Nice
Not going to Monaco while staying in Nice would have been a big mistake. So, I took the train to Monte Carlo, the capital city of this tiny state, and spent a day visiting the main attractions there.
Next was the Oceanographic Museum founded by Price Albert I over 100 years ago. The two basement levels are an excellent aquarium. I have seen many of them all over the world but this collection is the most impressive. The Museum building is grand and worth visiting just for its architecture plus many interesting exhibits dedicated to polar and marine exploration.
Last but not the least was the magnificent Grand Casino. Anyone can enter it, just wear decent clothes, have a passport or id card, pay an entrance fee of 19 euros, and then do inside whatever you want: eat, drink and be merry, or gamble your money away, or watch others doing it. The ticket comes with a 10-euro credit that you can spend on a drink or at a slot machine.

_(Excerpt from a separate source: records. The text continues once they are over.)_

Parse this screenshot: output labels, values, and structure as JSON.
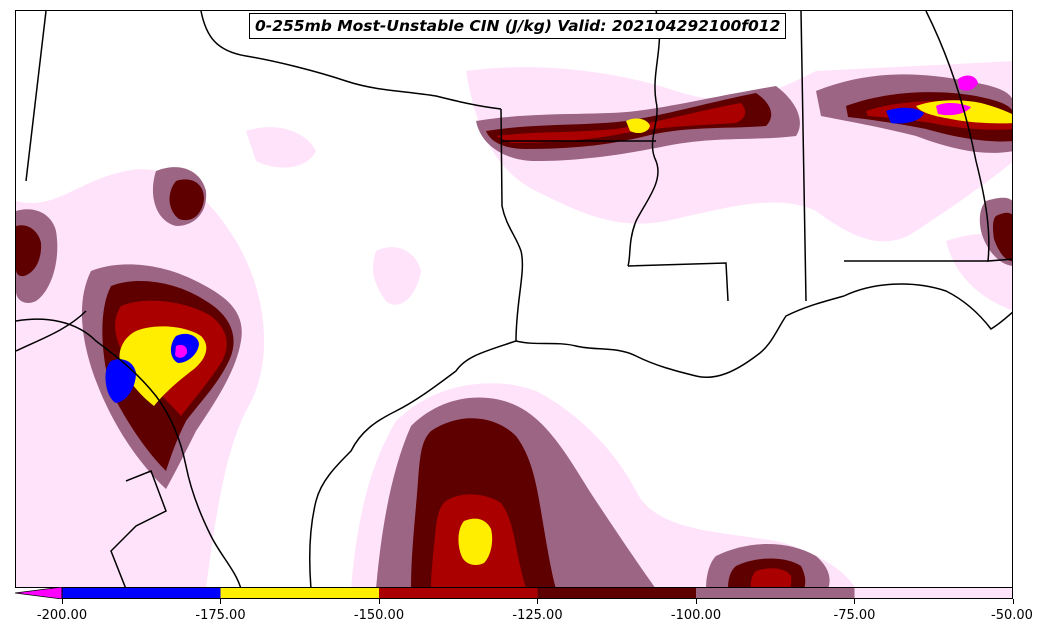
{
  "title": "0-255mb Most-Unstable CIN (J/kg) Valid: 202104292100f012",
  "colorbar": {
    "extend": "min",
    "under_color": "#ff00ff",
    "bins": [
      {
        "from": -200,
        "to": -175,
        "color": "#0000ff"
      },
      {
        "from": -175,
        "to": -150,
        "color": "#ffee00"
      },
      {
        "from": -150,
        "to": -125,
        "color": "#aa0000"
      },
      {
        "from": -125,
        "to": -100,
        "color": "#5e0000"
      },
      {
        "from": -100,
        "to": -75,
        "color": "#9c6584"
      },
      {
        "from": -75,
        "to": -50,
        "color": "#ffe3fb"
      }
    ],
    "tick_labels": [
      "-200.00",
      "-175.00",
      "-150.00",
      "-125.00",
      "-100.00",
      "-75.00",
      "-50.00"
    ]
  },
  "map": {
    "region": "US Gulf Coast (Texas to Georgia) and northern Mexico",
    "boundary_color": "#000000"
  }
}
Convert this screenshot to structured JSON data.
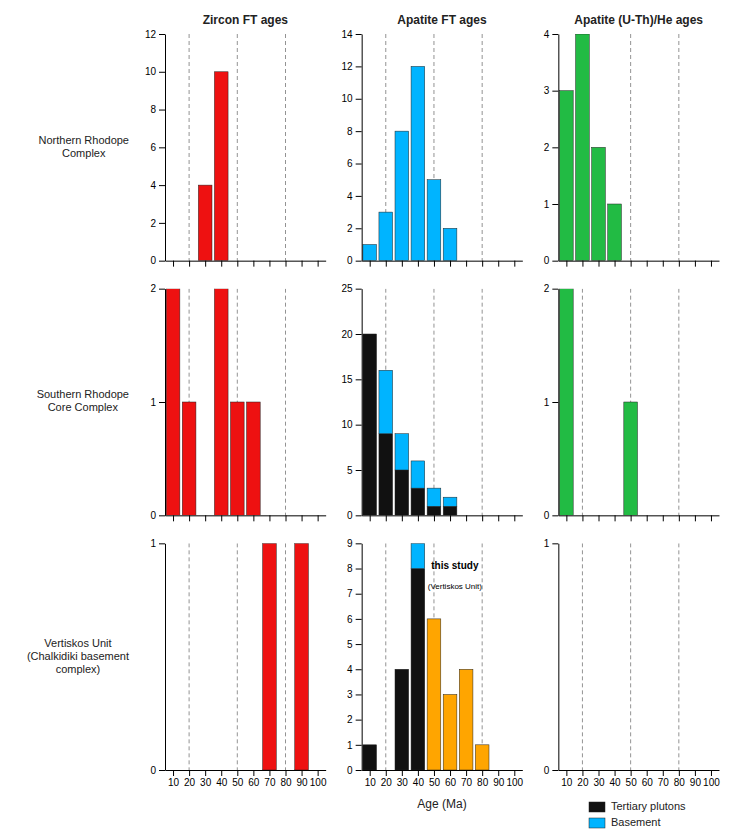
{
  "chart_data": [
    {
      "type": "bar",
      "title": "Zircon FT ages",
      "ylabel": "Northern Rhodope\nComplex",
      "x": [
        10,
        20,
        30,
        40,
        50,
        60,
        70,
        80,
        90,
        100
      ],
      "series": [
        {
          "color": "#ee1111",
          "values": [
            0,
            0,
            4,
            10,
            0,
            0,
            0,
            0,
            0,
            0
          ]
        }
      ],
      "xlim": [
        5,
        105
      ],
      "xticks": [
        10,
        20,
        30,
        40,
        50,
        60,
        70,
        80,
        90,
        100
      ],
      "ylim": [
        0,
        12
      ],
      "yticks": [
        0,
        2,
        4,
        6,
        8,
        10,
        12
      ],
      "vlines": [
        20,
        50,
        80
      ],
      "tick_labels": "y"
    },
    {
      "type": "bar",
      "title": "Apatite FT ages",
      "x": [
        10,
        20,
        30,
        40,
        50,
        60,
        70,
        80,
        90,
        100
      ],
      "series": [
        {
          "color": "#00b4ff",
          "values": [
            1,
            3,
            8,
            12,
            5,
            2,
            0,
            0,
            0,
            0
          ]
        }
      ],
      "xlim": [
        5,
        105
      ],
      "xticks": [
        10,
        20,
        30,
        40,
        50,
        60,
        70,
        80,
        90,
        100
      ],
      "ylim": [
        0,
        14
      ],
      "yticks": [
        0,
        2,
        4,
        6,
        8,
        10,
        12,
        14
      ],
      "vlines": [
        20,
        50,
        80
      ],
      "tick_labels": "y"
    },
    {
      "type": "bar",
      "title": "Apatite (U-Th)/He ages",
      "x": [
        10,
        20,
        30,
        40,
        50,
        60,
        70,
        80,
        90,
        100
      ],
      "series": [
        {
          "color": "#22bb44",
          "values": [
            3,
            4,
            2,
            1,
            0,
            0,
            0,
            0,
            0,
            0
          ]
        }
      ],
      "xlim": [
        5,
        105
      ],
      "xticks": [
        10,
        20,
        30,
        40,
        50,
        60,
        70,
        80,
        90,
        100
      ],
      "ylim": [
        0,
        4
      ],
      "yticks": [
        0,
        1,
        2,
        3,
        4
      ],
      "vlines": [
        20,
        50,
        80
      ],
      "tick_labels": "y"
    },
    {
      "type": "bar",
      "ylabel": "Southern Rhodope\nCore Complex",
      "x": [
        10,
        20,
        30,
        40,
        50,
        60,
        70,
        80,
        90,
        100
      ],
      "series": [
        {
          "color": "#ee1111",
          "values": [
            2,
            1,
            0,
            2,
            1,
            1,
            0,
            0,
            0,
            0
          ]
        }
      ],
      "xlim": [
        5,
        105
      ],
      "xticks": [
        10,
        20,
        30,
        40,
        50,
        60,
        70,
        80,
        90,
        100
      ],
      "ylim": [
        0,
        2
      ],
      "yticks": [
        0,
        1,
        2
      ],
      "vlines": [
        20,
        50,
        80
      ],
      "tick_labels": "y"
    },
    {
      "type": "bar",
      "stacked": true,
      "x": [
        10,
        20,
        30,
        40,
        50,
        60,
        70,
        80,
        90,
        100
      ],
      "series": [
        {
          "color": "#111111",
          "values": [
            20,
            9,
            5,
            3,
            1,
            1,
            0,
            0,
            0,
            0
          ]
        },
        {
          "color": "#00b4ff",
          "values": [
            0,
            7,
            4,
            3,
            2,
            1,
            0,
            0,
            0,
            0
          ]
        }
      ],
      "xlim": [
        5,
        105
      ],
      "xticks": [
        10,
        20,
        30,
        40,
        50,
        60,
        70,
        80,
        90,
        100
      ],
      "ylim": [
        0,
        25
      ],
      "yticks": [
        0,
        5,
        10,
        15,
        20,
        25
      ],
      "vlines": [
        20,
        50,
        80
      ],
      "tick_labels": "y"
    },
    {
      "type": "bar",
      "x": [
        10,
        20,
        30,
        40,
        50,
        60,
        70,
        80,
        90,
        100
      ],
      "series": [
        {
          "color": "#22bb44",
          "values": [
            2,
            0,
            0,
            0,
            1,
            0,
            0,
            0,
            0,
            0
          ]
        }
      ],
      "xlim": [
        5,
        105
      ],
      "xticks": [
        10,
        20,
        30,
        40,
        50,
        60,
        70,
        80,
        90,
        100
      ],
      "ylim": [
        0,
        2
      ],
      "yticks": [
        0,
        1,
        2
      ],
      "vlines": [
        20,
        50,
        80
      ],
      "tick_labels": "y"
    },
    {
      "type": "bar",
      "ylabel": "Vertiskos Unit\n(Chalkidiki basement\ncomplex)",
      "x": [
        10,
        20,
        30,
        40,
        50,
        60,
        70,
        80,
        90,
        100
      ],
      "series": [
        {
          "color": "#ee1111",
          "values": [
            0,
            0,
            0,
            0,
            0,
            0,
            1,
            0,
            1,
            0
          ]
        }
      ],
      "xlim": [
        5,
        105
      ],
      "xticks": [
        10,
        20,
        30,
        40,
        50,
        60,
        70,
        80,
        90,
        100
      ],
      "ylim": [
        0,
        1
      ],
      "yticks": [
        0,
        1
      ],
      "vlines": [
        20,
        50,
        80
      ]
    },
    {
      "type": "bar",
      "stacked": true,
      "xlabel": "Age (Ma)",
      "legend": "lower right",
      "x": [
        10,
        20,
        30,
        40,
        50,
        60,
        70,
        80,
        90,
        100
      ],
      "series": [
        {
          "name": "Tertiary plutons",
          "color": "#111111",
          "values": [
            1,
            0,
            4,
            8,
            0,
            0,
            0,
            0,
            0,
            0
          ]
        },
        {
          "name": "Basement",
          "color": "#00b4ff",
          "values": [
            0,
            0,
            0,
            1,
            0,
            0,
            0,
            0,
            0,
            0
          ]
        },
        {
          "color": "#ffa500",
          "values": [
            0,
            0,
            0,
            0,
            6,
            3,
            4,
            1,
            0,
            0
          ]
        }
      ],
      "annotations": [
        {
          "text": "this study",
          "x": 63,
          "y": 8.0
        },
        {
          "text": "(Vertiskos Unit)",
          "x": 63,
          "y": 7.2
        }
      ],
      "xlim": [
        5,
        105
      ],
      "xticks": [
        10,
        20,
        30,
        40,
        50,
        60,
        70,
        80,
        90,
        100
      ],
      "ylim": [
        0,
        9
      ],
      "yticks": [
        0,
        1,
        2,
        3,
        4,
        5,
        6,
        7,
        8,
        9
      ],
      "vlines": [
        20,
        50,
        80
      ]
    },
    {
      "type": "bar",
      "x": [
        10,
        20,
        30,
        40,
        50,
        60,
        70,
        80,
        90,
        100
      ],
      "series": [
        {
          "color": "#22bb44",
          "values": [
            0,
            0,
            0,
            0,
            0,
            0,
            0,
            0,
            0,
            0
          ]
        }
      ],
      "xlim": [
        5,
        105
      ],
      "xticks": [
        10,
        20,
        30,
        40,
        50,
        60,
        70,
        80,
        90,
        100
      ],
      "ylim": [
        0,
        1
      ],
      "yticks": [
        0,
        1
      ],
      "vlines": [
        20,
        50,
        80
      ]
    }
  ]
}
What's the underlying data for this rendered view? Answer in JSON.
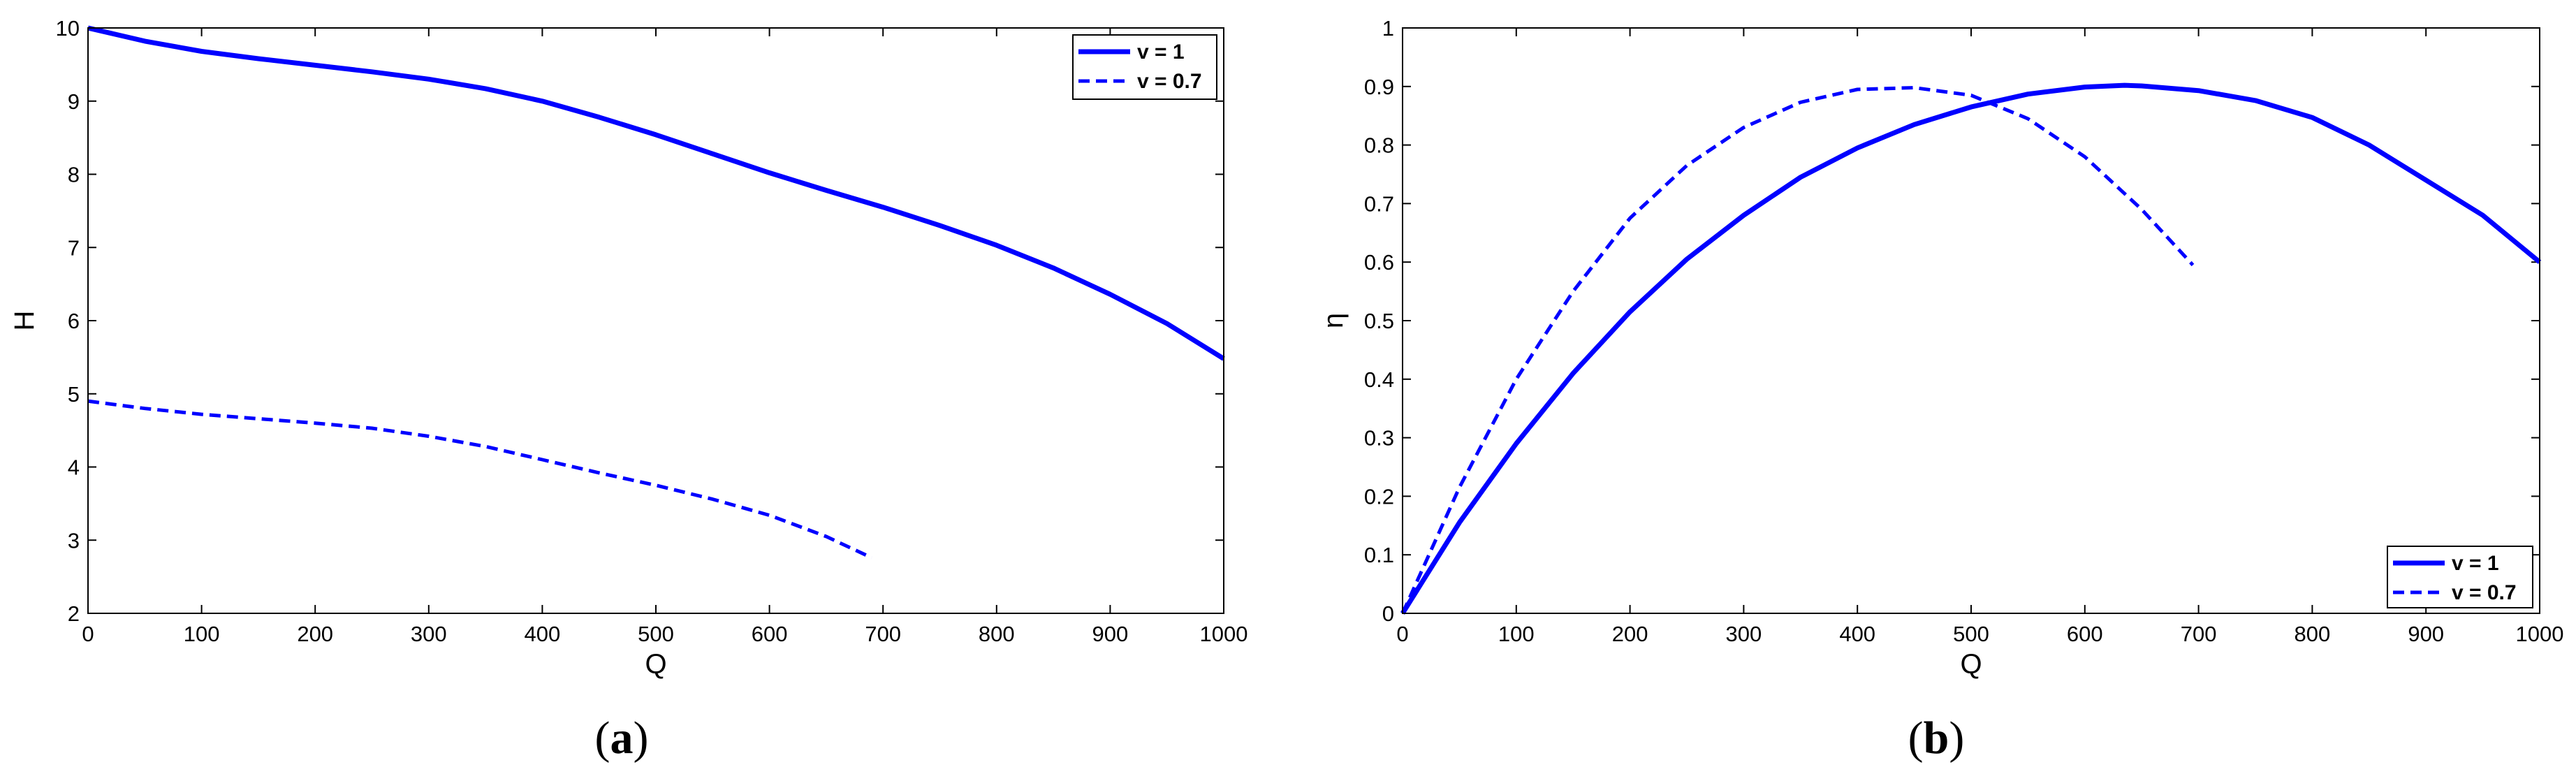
{
  "chart_data": [
    {
      "type": "line",
      "caption": "(a)",
      "caption_letter": "a",
      "xlabel": "Q",
      "ylabel": "H",
      "xlim": [
        0,
        1000
      ],
      "ylim": [
        2,
        10
      ],
      "xticks": [
        0,
        100,
        200,
        300,
        400,
        500,
        600,
        700,
        800,
        900,
        1000
      ],
      "yticks": [
        2,
        3,
        4,
        5,
        6,
        7,
        8,
        9,
        10
      ],
      "legend_position": "top-right",
      "series": [
        {
          "name": "v = 1",
          "style": "solid",
          "color": "#0000ff",
          "x": [
            0,
            50,
            100,
            150,
            200,
            250,
            300,
            350,
            400,
            450,
            500,
            550,
            600,
            650,
            700,
            750,
            800,
            850,
            900,
            950,
            1000
          ],
          "y": [
            10.0,
            9.82,
            9.68,
            9.58,
            9.49,
            9.4,
            9.3,
            9.17,
            9.0,
            8.78,
            8.54,
            8.28,
            8.02,
            7.78,
            7.55,
            7.3,
            7.03,
            6.72,
            6.36,
            5.96,
            5.48
          ]
        },
        {
          "name": "v = 0.7",
          "style": "dashed",
          "color": "#0000ff",
          "x": [
            0,
            50,
            100,
            150,
            200,
            250,
            300,
            350,
            400,
            450,
            500,
            550,
            600,
            650,
            690
          ],
          "y": [
            4.9,
            4.8,
            4.72,
            4.66,
            4.6,
            4.53,
            4.42,
            4.28,
            4.1,
            3.92,
            3.75,
            3.56,
            3.34,
            3.05,
            2.76
          ]
        }
      ]
    },
    {
      "type": "line",
      "caption": "(b)",
      "caption_letter": "b",
      "xlabel": "Q",
      "ylabel": "η",
      "xlim": [
        0,
        1000
      ],
      "ylim": [
        0,
        1
      ],
      "xticks": [
        0,
        100,
        200,
        300,
        400,
        500,
        600,
        700,
        800,
        900,
        1000
      ],
      "yticks": [
        0,
        0.1,
        0.2,
        0.3,
        0.4,
        0.5,
        0.6,
        0.7,
        0.8,
        0.9,
        1
      ],
      "legend_position": "bottom-right",
      "series": [
        {
          "name": "v = 1",
          "style": "solid",
          "color": "#0000ff",
          "x": [
            0,
            50,
            100,
            150,
            200,
            250,
            300,
            350,
            400,
            450,
            500,
            550,
            600,
            635,
            650,
            700,
            750,
            800,
            850,
            900,
            950,
            1000
          ],
          "y": [
            0.0,
            0.155,
            0.29,
            0.41,
            0.515,
            0.605,
            0.68,
            0.745,
            0.795,
            0.835,
            0.865,
            0.887,
            0.899,
            0.902,
            0.901,
            0.893,
            0.876,
            0.847,
            0.8,
            0.74,
            0.68,
            0.6
          ]
        },
        {
          "name": "v = 0.7",
          "style": "dashed",
          "color": "#0000ff",
          "x": [
            0,
            50,
            100,
            150,
            200,
            250,
            300,
            350,
            400,
            450,
            500,
            550,
            600,
            650,
            695
          ],
          "y": [
            0.0,
            0.215,
            0.4,
            0.55,
            0.675,
            0.765,
            0.83,
            0.873,
            0.895,
            0.898,
            0.885,
            0.845,
            0.78,
            0.69,
            0.595
          ]
        }
      ]
    }
  ]
}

I was there purely out of curiosity. The Casino is what Monte Carlo is known for. I wasted my 10-euro credit on a slot machine. I never win, that is why I do not gamble. I should have had a drink instead.
But what I saw inside exceeded my expectations. I visited plenty of palaces around the world but I never was impressed that much by the interior. Cathedral-high ceilings, paintings on the walls, drapes – everything looked exclusive and rich and, at the same time, they did not overdo it. The slot machines and roulette tables stand unobtrusively as if they were not the main reason for you to be there. It was not like any casinos that I saw in Vegas or Melbourne where it is noisy, too plushy and lots of blinking lights. The Grand Casino is the true nobility among them.
Very impressive! The Grand Casino is definitely worth a visit.